Why did I you get into STEM?
I have always known that I will find myself in the technology space one way or the other even though I had no idea what exactly I would do. I have always been a curious person in terms of technology. I did not understand why or how I could talk to someone on the phone when they are miles away. I wanted to understand the techniques and innovations behind this amazing little device. I was always the first one to volunteer to connect new devices following a manual or just using my own understanding. I had unanswered questions and studying technology was the only way to get my answers.
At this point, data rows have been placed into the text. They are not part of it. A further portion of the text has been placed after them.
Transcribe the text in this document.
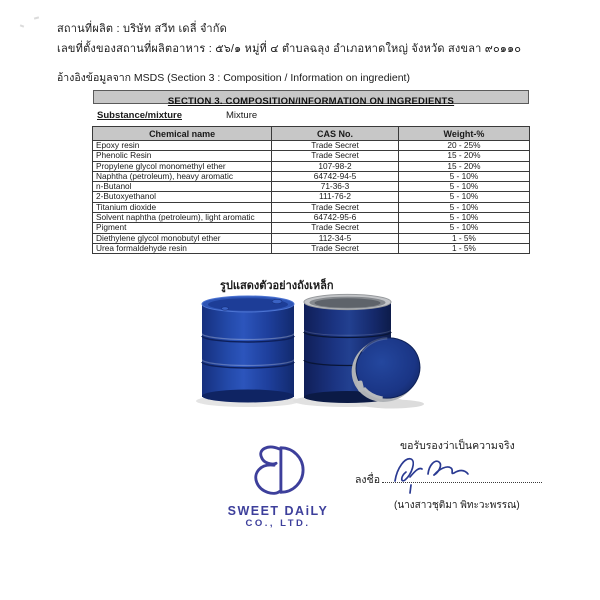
สถานที่ผลิต : บริษัท สวีท เดลี่ จำกัด
เลขที่ตั้งของสถานที่ผลิตอาหาร : ๕๖/๑ หมู่ที่ ๔ ตำบลฉลุง อำเภอหาดใหญ่ จังหวัด สงขลา ๙๐๑๑๐
อ้างอิงข้อมูลจาก MSDS (Section 3 : Composition / Information on ingredient)
SECTION 3. COMPOSITION/INFORMATION ON INGREDIENTS
Substance/mixture	Mixture
Chemical name	CAS No.	Weight-%
Epoxy resin	Trade Secret	20 - 25%
Phenolic Resin	Trade Secret	15 - 20%
Propylene glycol monomethyl ether	107-98-2	15 - 20%
Naphtha (petroleum), heavy aromatic	64742-94-5	5 - 10%
n-Butanol	71-36-3	5 - 10%
2-Butoxyethanol	111-76-2	5 - 10%
Titanium dioxide	Trade Secret	5 - 10%
Solvent naphtha (petroleum), light aromatic	64742-95-6	5 - 10%
Pigment	Trade Secret	5 - 10%
Diethylene glycol monobutyl ether	112-34-5	1 - 5%
Urea formaldehyde resin	Trade Secret	1 - 5%
รูปแสดงตัวอย่างถังเหล็ก
SWEET DAiLY
CO., LTD.
ขอรับรองว่าเป็นความจริง
ลงชื่อ
(นางสาวชุติมา พิทะวะพรรณ)
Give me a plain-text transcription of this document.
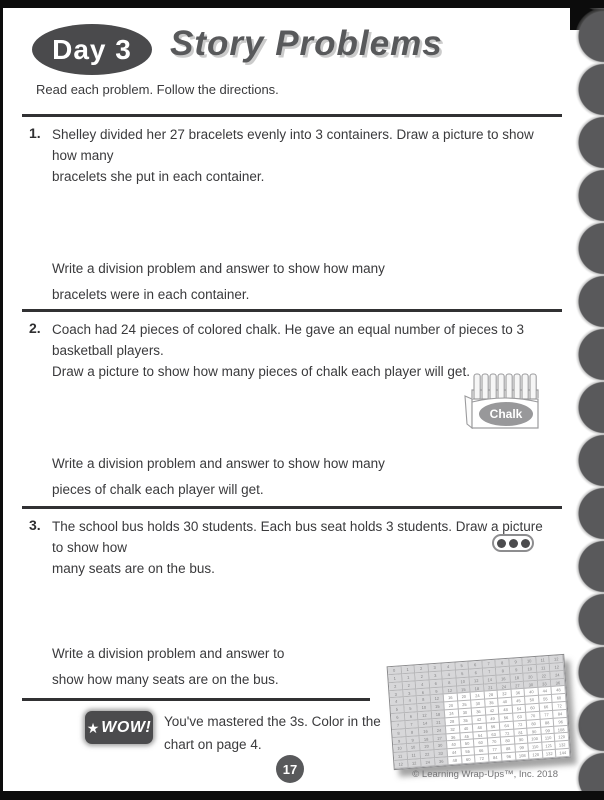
Day 3 Story Problems
Read each problem. Follow the directions.
1. Shelley divided her 27 bracelets evenly into 3 containers. Draw a picture to show how many
bracelets she put in each container.
Write a division problem and answer to show how many
bracelets were in each container.
2. Coach had 24 pieces of colored chalk. He gave an equal number of pieces to 3 basketball players.
Draw a picture to show how many pieces of chalk each player will get.
Chalk
Write a division problem and answer to show how many
pieces of chalk each player will get.
3. The school bus holds 30 students. Each bus seat holds 3 students. Draw a picture to show how
many seats are on the bus.
Write a division problem and answer to
show how many seats are on the bus.
0	1	2	3	4	5	6	7	8	9	10	11	12
1	1	2	3	4	5	6	7	8	9	10	11	12
2	2	4	6	8	10	12	14	16	18	20	22	24
3	3	6	9	12	15	18	21	24	27	30	33	36
4	4	8	12	16	20	24	28	32	36	40	44	48
5	5	10	15	20	25	30	35	40	45	50	55	60
6	6	12	18	24	30	36	42	48	54	60	66	72
7	7	14	21	28	35	42	49	56	63	70	77	84
8	8	16	24	32	40	48	56	64	72	80	88	96
9	9	18	27	36	45	54	63	72	81	90	99	108
10	10	20	30	40	50	60	70	80	90	100	110	120
11	11	22	33	44	55	66	77	88	99	110	121	132
12	12	24	36	48	60	72	84	96	108	120	132	144
★ WOW! You've mastered the 3s. Color in the
chart on page 4.
17	© Learning Wrap-Ups™, Inc. 2018
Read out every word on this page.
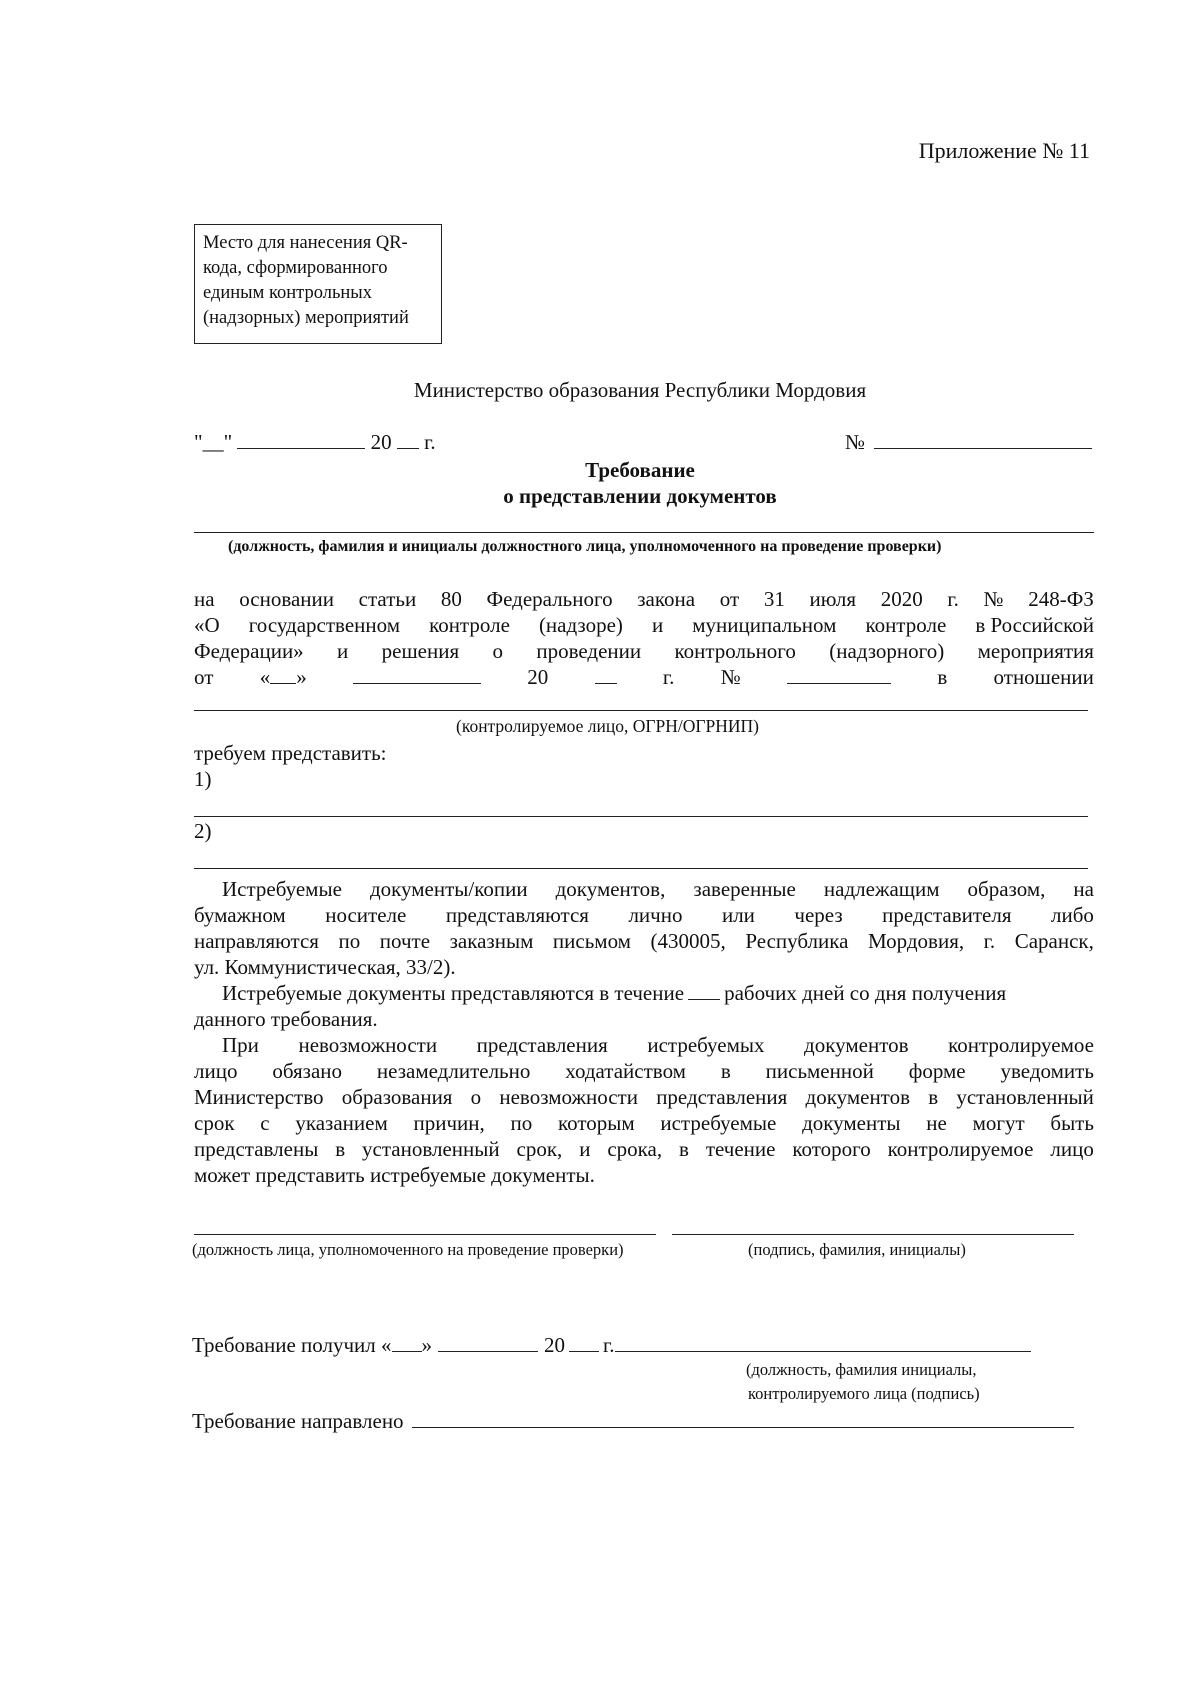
Приложение № 11
Место для нанесения QR-
кода, сформированного
единым контрольных
(надзорных) мероприятий
Министерство образования Республики Мордовия
"__"	20 г.	№
Требование
о представлении документов
(должность, фамилия и инициалы должностного лица, уполномоченного на проведение проверки)
на основании статьи 80 Федерального закона от 31 июля 2020 г. № 248-ФЗ
«О государственном контроле (надзоре) и муниципальном контроле в Российской
Федерации» и решения о проведении контрольного (надзорного) мероприятия
от « »	20	г. №	в отношении
(контролируемое лицо, ОГРН/ОГРНИП)
требуем представить:
1)
2)
Истребуемые документы/копии документов, заверенные надлежащим образом, на
бумажном носителе представляются лично или через представителя либо
направляются по почте заказным письмом (430005, Республика Мордовия, г. Саранск,
ул. Коммунистическая, 33/2).
Истребуемые документы представляются в течение рабочих дней со дня получения
данного требования.
При невозможности представления истребуемых документов контролируемое
лицо обязано незамедлительно ходатайством в письменной форме уведомить
Министерство образования о невозможности представления документов в установленный
срок с указанием причин, по которым истребуемые документы не могут быть
представлены в установленный срок, и срока, в течение которого контролируемое лицо
может представить истребуемые документы.
(должность лица, уполномоченного на проведение проверки)	(подпись, фамилия, инициалы)
Требование получил « »	20 г.
(должность, фамилия инициалы,
контролируемого лица (подпись)
Требование направлено
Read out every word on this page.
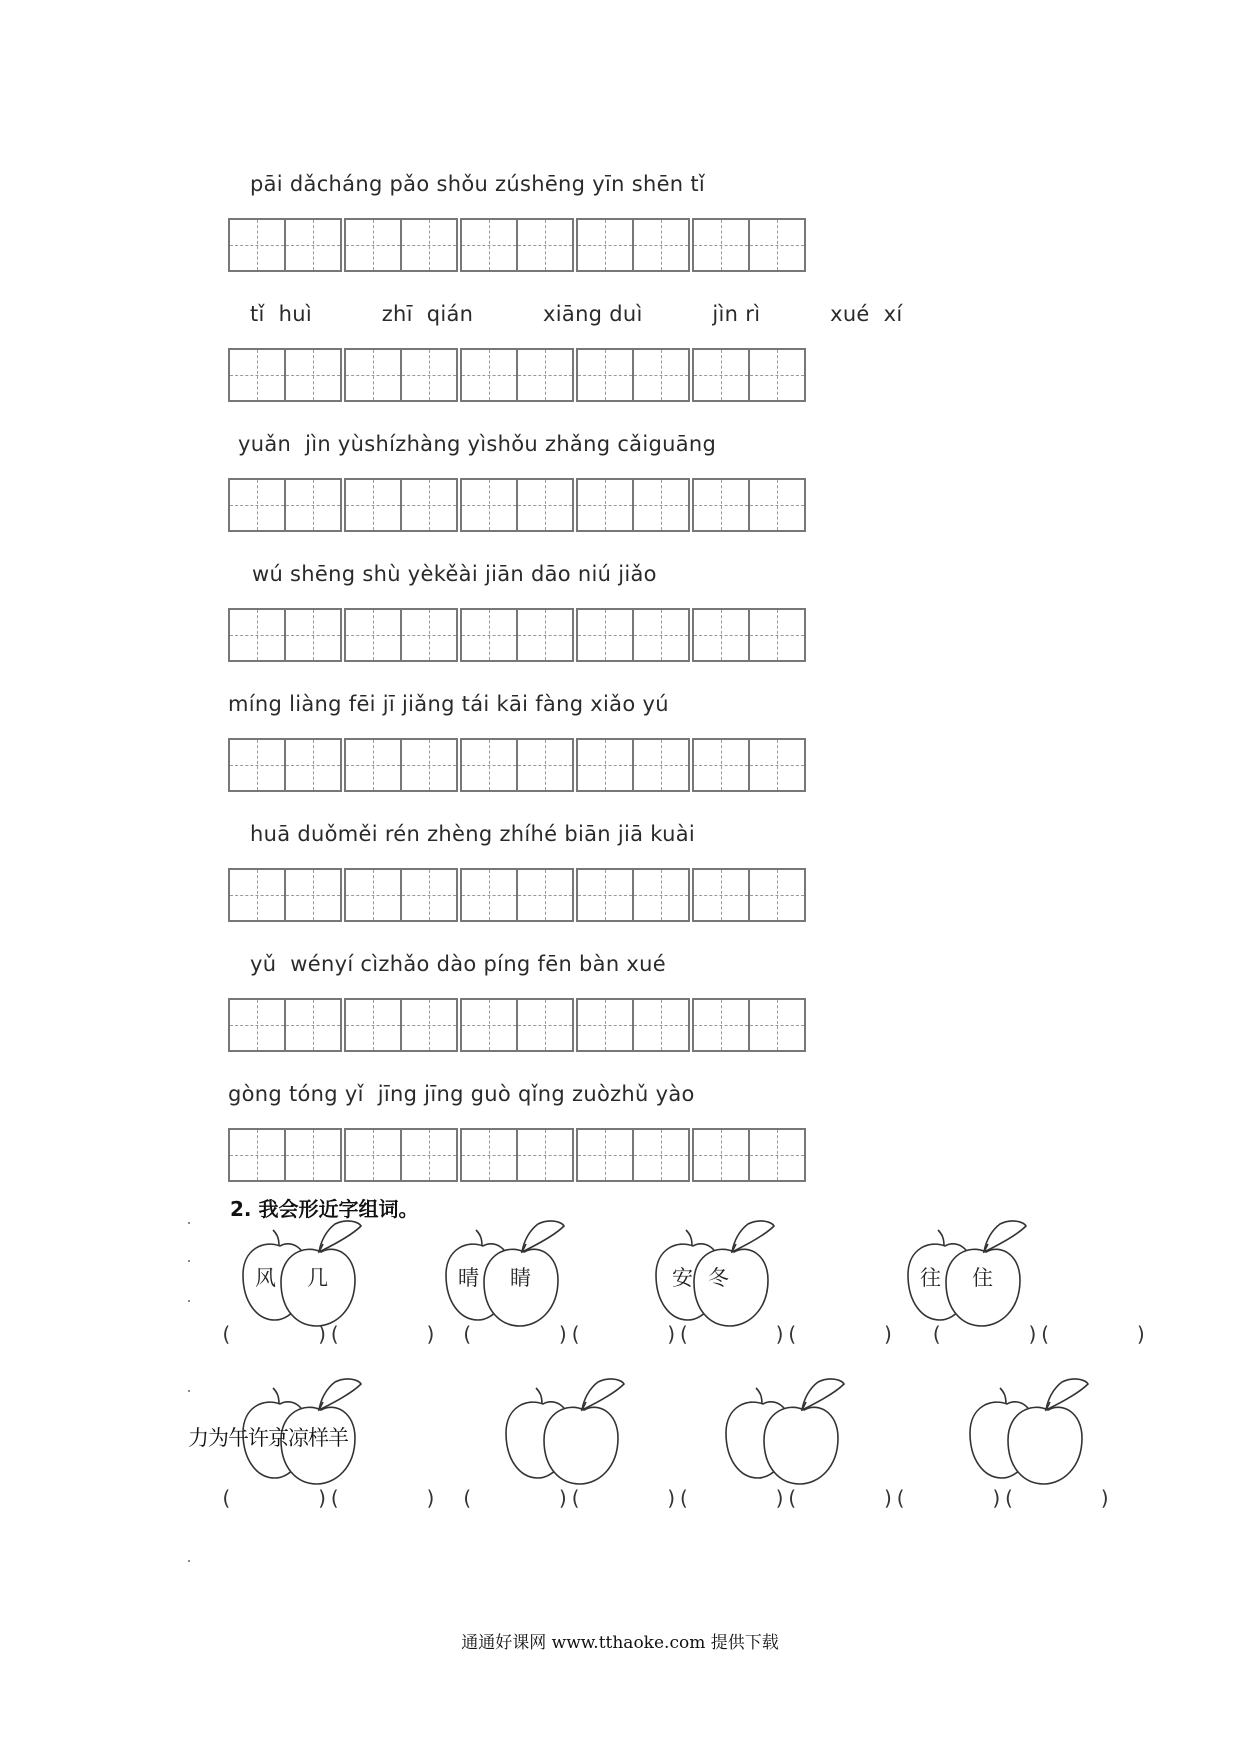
pāi dǎcháng pǎo shǒu zúshēng yīn shēn tǐ
tǐ  huì          zhī  qián          xiāng duì          jìn rì          xué  xí
yuǎn  jìn yùshízhàng yìshǒu zhǎng cǎiguāng
wú shēng shù yèkěài jiān dāo niú jiǎo
míng liàng fēi jī jiǎng tái kāi fàng xiǎo yú
huā duǒměi rén zhèng zhíhé biān jiā kuài
yǔ  wényí cìzhǎo dào píng fēn bàn xué
gòng tóng yǐ  jīng jīng guò qǐng zuòzhǔ yào
2. 我会形近字组词。
风 几	晴 睛	安 冬	往 住
(       )(       )  (       )(       )(       )(       )   (       )(       )
力为午许京凉样羊
(       )(       )  (       )(       )(       )(       )(       )(       )
通通好课网 www.tthaoke.com 提供下载
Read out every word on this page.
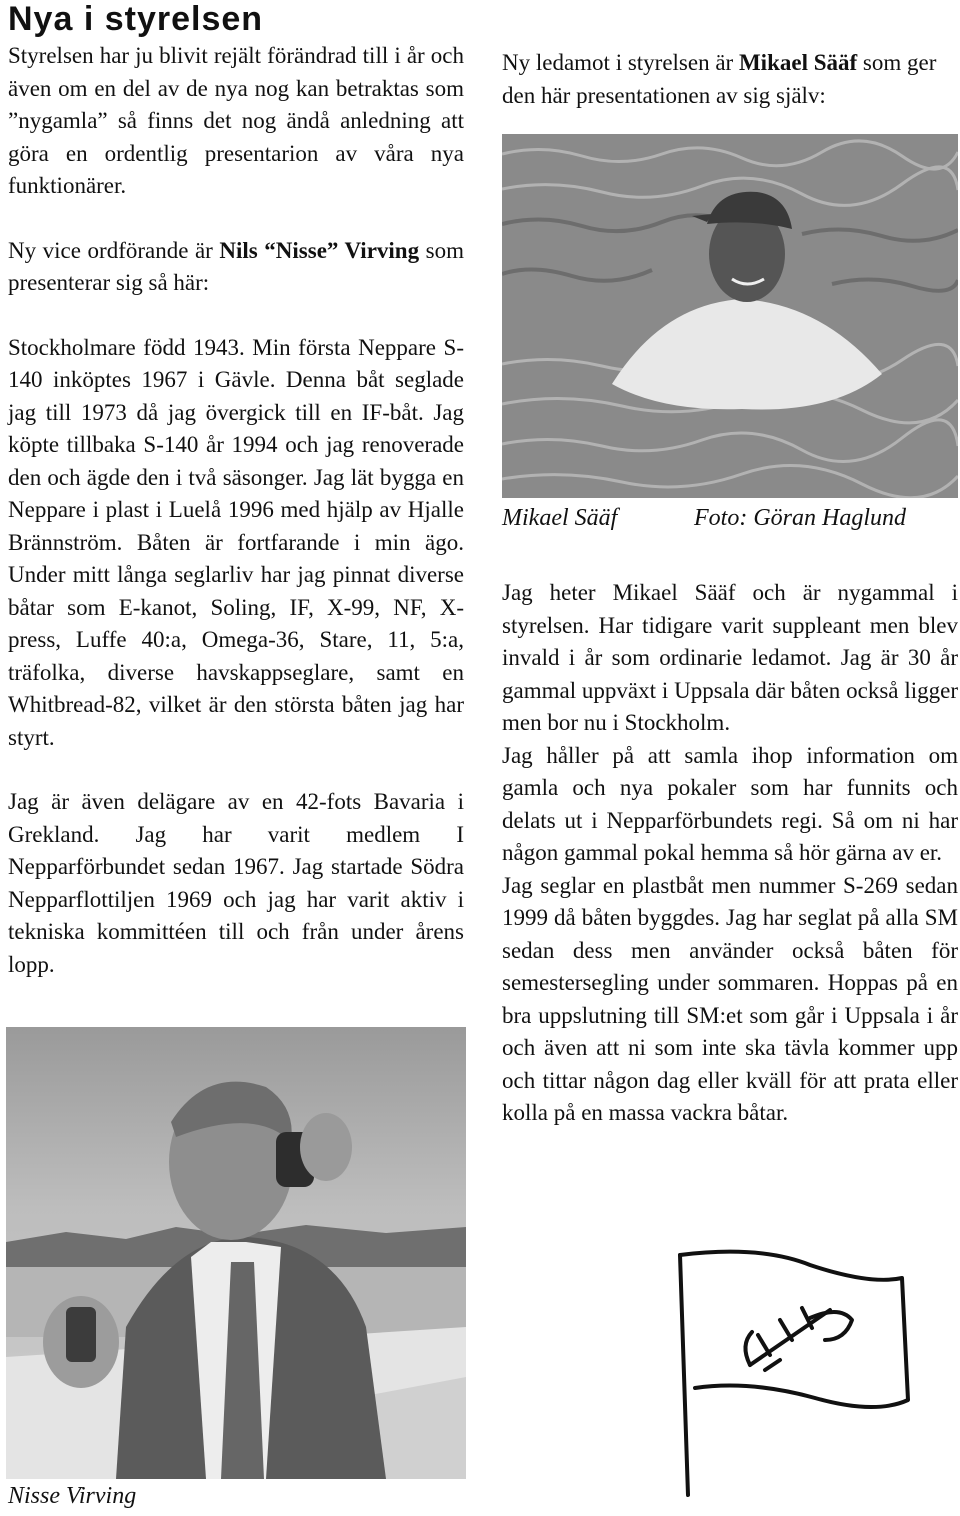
Nya i styrelsen

Styrelsen har ju blivit rejält förändrad till i år och även om en del av de nya nog kan betraktas som ”nygamla” så finns det nog ändå anledning att göra en ordentlig presentarion av våra nya funktionärer.

Ny vice ordförande är Nils “Nisse” Virving som presenterar sig så här:

Stockholmare född 1943. Min första Neppare S-140 inköptes 1967 i Gävle. Denna båt seglade jag till 1973 då jag övergick till en IF-båt. Jag köpte tillbaka S-140 år 1994 och jag renoverade den och ägde den i två säsonger. Jag lät bygga en Neppare i plast i Luelå 1996 med hjälp av Hjalle Brännström. Båten är fortfarande i min ägo. Under mitt långa seglarliv har jag pinnat diverse båtar som E-kanot, Soling, IF, X-99, NF, X-press, Luffe 40:a, Omega-36, Stare, 11, 5:a, träfolka, diverse havskappseglare, samt en Whitbread-82, vilket är den största båten jag har styrt.

Jag är även delägare av en 42-fots Bavaria i Grekland. Jag har varit medlem I Nepparförbundet sedan 1967. Jag startade Södra Nepparflottiljen 1969 och jag har varit aktiv i tekniska kommittéen till och från under årens lopp.

Nisse Virving
Ny ledamot i styrelsen är Mikael Sääf som ger den här presentationen av sig själv:
Mikael Sääf	Foto: Göran Haglund

Jag heter Mikael Sääf och är nygammal i styrelsen. Har tidigare varit suppleant men blev invald i år som ordinarie ledamot. Jag är 30 år gammal uppväxt i Uppsala där båten också ligger men bor nu i Stockholm.

Jag håller på att samla ihop information om gamla och nya pokaler som har funnits och delats ut i Nepparförbundets regi. Så om ni har någon gammal pokal hemma så hör gärna av er.

Jag seglar en plastbåt men nummer S-269 sedan 1999 då båten byggdes. Jag har seglat på alla SM sedan dess men använder också båten för semestersegling under sommaren. Hoppas på en bra uppslutning till SM:et som går i Uppsala i år och även att ni som inte ska tävla kommer upp och tittar någon dag eller kväll för att prata eller kolla på en massa vackra båtar.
After high school I took a gap year just to research channels in this field and ended up in a programming class the following year – I felt fulfilled.
What do you consider your greatest achievements?
1. My greatest achievement was in 2015 when I applied for the Khulasangam Internship Programme for a software development opportunity in India. Twenty-four (24) applicants were selected from thousands of applications and I was one of the only 4 women selected. It was a nerve-wracking 3 days of writing tests and doing presentations in front of successful IT companies and entrepreneurs. It was all worth it.
2. Entering this male-dominated industry fearlessly with confidence.
What challenges have you faced as a woman in STEM and how did you overcome them?
1. Being undermined is one of the challenges that I have faced and still face in my career. When I was interning in India, a male colleague told me a woman will never cope in the programming space so if we are that interested in IT we should rather consider an admin job in the field rather than doing technical work.
2. Having your skills, ability and work doubted all the time and always have to try improving myself just so I can be given a chance has been another challenge. Despite all the negativity, I have decided and learnt to overlook it and focus on my journey. What matters is achieving my goal and improving my skills.
What is your advice to budding women in STEM?
No industry belongs to anyone. If Software Development is your passion then go get your own. Never stop learning. Never, ever say it’s enough because with innovation nothing stops. Challenge yourself and allow others to challenge you. That will help sharpen your skills, knowledge, and strengthen you. Do not be afraid to stretch a little more out of your comfort or capabilities, and have no limits.